Anti-government protesters rally in France for the sixteenth consecutive week of demonstrations to show they are still mobilized against President Emmanuel Macron’s economic policies they see as favoring the rich.
More than 5,000 people took part in the protests across France on Saturday with some 1,300 of them having participated in the rally in the capital Paris, according to French news broadcaster BFMTV.
Police detained nine people in Paris during the protests, according to Press TV.
Organizers say they want to keep pressure on the government as a two-month “grand debate” initiates by Macron to let ordinary people express their views on the country’s economic and democratic issues is ending this month.
Sophie Tissier, a coordinator of the Paris protest, told The Associated Press that “we keep protesting every Saturday because Macron doesn’t respond at all to the yellow vests’ demands. We want to rebuild our democracy and change today’s political system.”
“Macron is contemptuous and … does not even try to understand that there are people that are living in great poverty and precariousness, and that there are so many inequalities,” she added.

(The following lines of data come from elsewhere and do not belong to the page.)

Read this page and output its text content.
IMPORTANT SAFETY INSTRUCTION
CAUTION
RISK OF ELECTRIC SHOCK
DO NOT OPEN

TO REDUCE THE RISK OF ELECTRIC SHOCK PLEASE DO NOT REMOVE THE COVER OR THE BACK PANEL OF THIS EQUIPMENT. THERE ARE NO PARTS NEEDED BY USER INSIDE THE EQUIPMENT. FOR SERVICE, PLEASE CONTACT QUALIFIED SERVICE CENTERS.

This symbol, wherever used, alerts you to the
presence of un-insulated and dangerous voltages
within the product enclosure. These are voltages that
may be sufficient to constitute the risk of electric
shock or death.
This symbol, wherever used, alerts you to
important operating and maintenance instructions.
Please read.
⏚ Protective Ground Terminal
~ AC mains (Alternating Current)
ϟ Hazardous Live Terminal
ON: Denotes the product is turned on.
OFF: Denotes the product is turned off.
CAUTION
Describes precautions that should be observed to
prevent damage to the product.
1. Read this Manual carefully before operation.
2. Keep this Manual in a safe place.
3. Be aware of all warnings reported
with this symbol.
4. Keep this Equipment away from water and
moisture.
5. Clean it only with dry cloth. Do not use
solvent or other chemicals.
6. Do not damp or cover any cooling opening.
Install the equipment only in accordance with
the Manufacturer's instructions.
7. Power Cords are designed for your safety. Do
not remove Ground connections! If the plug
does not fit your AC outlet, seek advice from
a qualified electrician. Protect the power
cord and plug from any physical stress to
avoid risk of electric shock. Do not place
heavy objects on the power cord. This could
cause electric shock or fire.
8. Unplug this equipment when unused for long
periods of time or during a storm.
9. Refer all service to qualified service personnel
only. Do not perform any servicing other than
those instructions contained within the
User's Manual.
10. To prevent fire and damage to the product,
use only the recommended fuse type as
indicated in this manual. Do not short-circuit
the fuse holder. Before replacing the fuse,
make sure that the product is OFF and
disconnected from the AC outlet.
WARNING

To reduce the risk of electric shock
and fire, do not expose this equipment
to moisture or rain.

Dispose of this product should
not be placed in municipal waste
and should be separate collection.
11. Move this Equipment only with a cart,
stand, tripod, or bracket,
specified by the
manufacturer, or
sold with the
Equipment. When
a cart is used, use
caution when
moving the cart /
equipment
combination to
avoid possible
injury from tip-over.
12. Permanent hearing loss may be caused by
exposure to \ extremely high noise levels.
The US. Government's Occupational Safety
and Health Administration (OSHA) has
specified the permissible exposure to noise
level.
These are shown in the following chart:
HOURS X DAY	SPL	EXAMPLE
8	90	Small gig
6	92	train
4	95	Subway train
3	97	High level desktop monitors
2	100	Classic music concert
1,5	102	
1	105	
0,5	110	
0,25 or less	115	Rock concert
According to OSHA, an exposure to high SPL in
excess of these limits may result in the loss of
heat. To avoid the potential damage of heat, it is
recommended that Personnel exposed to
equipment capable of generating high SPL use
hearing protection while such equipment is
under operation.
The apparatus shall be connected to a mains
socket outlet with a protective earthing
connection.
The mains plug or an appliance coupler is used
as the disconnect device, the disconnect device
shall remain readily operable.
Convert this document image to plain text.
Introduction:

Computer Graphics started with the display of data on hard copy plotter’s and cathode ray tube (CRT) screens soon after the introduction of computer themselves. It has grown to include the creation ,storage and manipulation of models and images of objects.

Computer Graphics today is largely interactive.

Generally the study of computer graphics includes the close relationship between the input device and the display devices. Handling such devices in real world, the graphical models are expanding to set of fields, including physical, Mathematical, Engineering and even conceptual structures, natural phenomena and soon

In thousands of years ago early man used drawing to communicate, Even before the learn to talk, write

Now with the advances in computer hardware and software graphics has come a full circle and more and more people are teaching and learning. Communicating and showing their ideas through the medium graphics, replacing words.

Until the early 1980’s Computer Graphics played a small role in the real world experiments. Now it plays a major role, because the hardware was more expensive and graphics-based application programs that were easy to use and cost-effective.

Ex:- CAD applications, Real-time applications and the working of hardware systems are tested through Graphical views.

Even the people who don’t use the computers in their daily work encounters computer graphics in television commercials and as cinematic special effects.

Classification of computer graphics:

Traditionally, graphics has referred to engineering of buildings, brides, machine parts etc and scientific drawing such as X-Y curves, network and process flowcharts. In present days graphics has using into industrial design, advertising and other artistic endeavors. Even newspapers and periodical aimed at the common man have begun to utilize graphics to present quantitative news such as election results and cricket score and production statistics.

France’s major cities of Marseille, Lyon, Bordeaux, Lille and others have also been the scene of fresh anti-government protests on Saturday.
In the city of Nantes, police fired tear gas against protesters to disperse them.
Thousands have been arrested and at least ten people have been killed since the protests started in November.
Hundreds more have also been wounded. The demonstrations began against the government’s planned fuel tax hikes. President Macron dropped the plan in the face of the protests.
However, anti-government demonstrations continued and turned into a nationwide call for the president to resign. Protesters blame Macron’s economic policies for the hardships they’re facing.
Macron on Friday renewed a call for calm, denouncing what he called the “intolerable” violence that has resulted from the weeks of protests.